Just back from three nights in the jungle. After a long drive from Otavalo we stayed a night in a hostel in Tena with views of the Napa River. The next afternoon we took a boat to the Arajuno Jungle Lodge on the river of the same name. It was an awesome place, we stayed in little cabins, everything was solar powered, the dining room was open and looking out over the river, and a cheeky monkey would steal your food when you weren't looking. The monkey was a pet of the owner. Her name is Mona, she's a woolly monkey, an endangered species, three years old and always after attention, though she'd prefer it to be from guys. Cute but naughty. The food was amazing. We got three full meals a day, cooked breakfast with fresh fruit, lunch with dessert, and a three course dinner, soup, main and dessert again. Vegetarian was not a problem, most of the meals were anyway, and when there was meat they just replaced it with something yummy.

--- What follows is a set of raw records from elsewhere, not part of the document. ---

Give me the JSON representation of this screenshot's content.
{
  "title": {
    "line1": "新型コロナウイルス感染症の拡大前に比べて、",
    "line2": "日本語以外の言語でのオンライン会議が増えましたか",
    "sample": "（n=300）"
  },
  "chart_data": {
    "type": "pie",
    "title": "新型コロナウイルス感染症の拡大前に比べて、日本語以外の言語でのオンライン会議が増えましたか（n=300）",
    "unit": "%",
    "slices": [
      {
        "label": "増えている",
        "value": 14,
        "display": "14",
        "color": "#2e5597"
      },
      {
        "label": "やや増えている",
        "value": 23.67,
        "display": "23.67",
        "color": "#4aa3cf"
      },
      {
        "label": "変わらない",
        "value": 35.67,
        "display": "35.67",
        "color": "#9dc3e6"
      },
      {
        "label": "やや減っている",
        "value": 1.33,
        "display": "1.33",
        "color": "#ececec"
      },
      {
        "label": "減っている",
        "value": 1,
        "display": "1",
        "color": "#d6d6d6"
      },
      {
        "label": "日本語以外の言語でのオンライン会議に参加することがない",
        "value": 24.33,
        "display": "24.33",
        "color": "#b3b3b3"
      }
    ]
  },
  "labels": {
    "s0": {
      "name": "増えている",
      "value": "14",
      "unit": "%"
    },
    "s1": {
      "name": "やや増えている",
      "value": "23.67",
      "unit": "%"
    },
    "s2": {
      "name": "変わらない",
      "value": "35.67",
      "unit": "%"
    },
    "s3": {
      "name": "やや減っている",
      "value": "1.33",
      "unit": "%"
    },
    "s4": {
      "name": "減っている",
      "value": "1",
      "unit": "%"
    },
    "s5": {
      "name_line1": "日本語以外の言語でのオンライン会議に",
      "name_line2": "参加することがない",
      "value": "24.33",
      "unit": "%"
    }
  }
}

On our first morning we split into two groups. My group went to Amazoonica which is a wildlife refuge programme which takes a lot of wild animals abandoned as pets or found in strange places. When they can they release them back to the wild. They had lots of birds and monkeys and a lovely ocelot who came right up to the fence and seemed to want cuddles that we weren't allowed to give. The afternoon was free time and it was so hot and sticky it was hard to move anyway. In the river was the best place to be. Day two we swapped with the other group and spent the morning on a hike in the jungle learning about some of the local plants and wildlife. In the afternoon we were taken up stream and floated back on inner tubes, nice and relaxing. This morning we came out of the jungle and drove to Rio Verde, not far from Banos. Tonight will be our first night camping on the trip.
There is a website for the jungle lodge, www.arajuno.com
Rio Verde was a good place to relax. There were extreme sports available but not really my thing so I spent the time chilling out and doing walks.Close to the campsite was a walk to a waterfall apparently ranked in the top ten in the world, not sure how they judge it, Pailon del Diablo. After a long walk down hill there were balconies to view it from and you could crawl through a sort of tunnely thing and get in behind the waterfall. For a more distant view there was a swing bridge which you were only allowed five people on at a time. Then came the walk back up. I don't know how I'm gonna survive the Inca Trails! On the walk back to the campsite we came across a rather big snake lying across half the road. Didn't really know what to do so we took pictures... It didn't do anything threatening but was still quite scary to come across such a big snake with no barriers and no idea if it was poisonous or not. While we were looking at it a local guy came along, and a car behind him. We pointed out the snake and he spoke to the people in the car, we thought telling them to go around it but no, they drove right over it's head. The poor thing disappeared into the bushes probably to die. Not nice.
Next day was a trip into Banos for a bit of a look around the town. Not much to see really. After dinner a big group of us went in to the hot springs which Banos is named for. It was quite crowded but we had a good time and were all relaxed and ready for bed afterward.
Ready for a big drive the next day. Leaving at 7am and made our way down along the Andes toward Peru. We arrived at 6.30pm at a quarry not far from the border where we free camped for the night. This morning we crossed into Peru and have come to the seaside resort of Punta Sal where we are camping on the beach for a few days. The beach is lovely, we've already seen whales jumping on the horizon!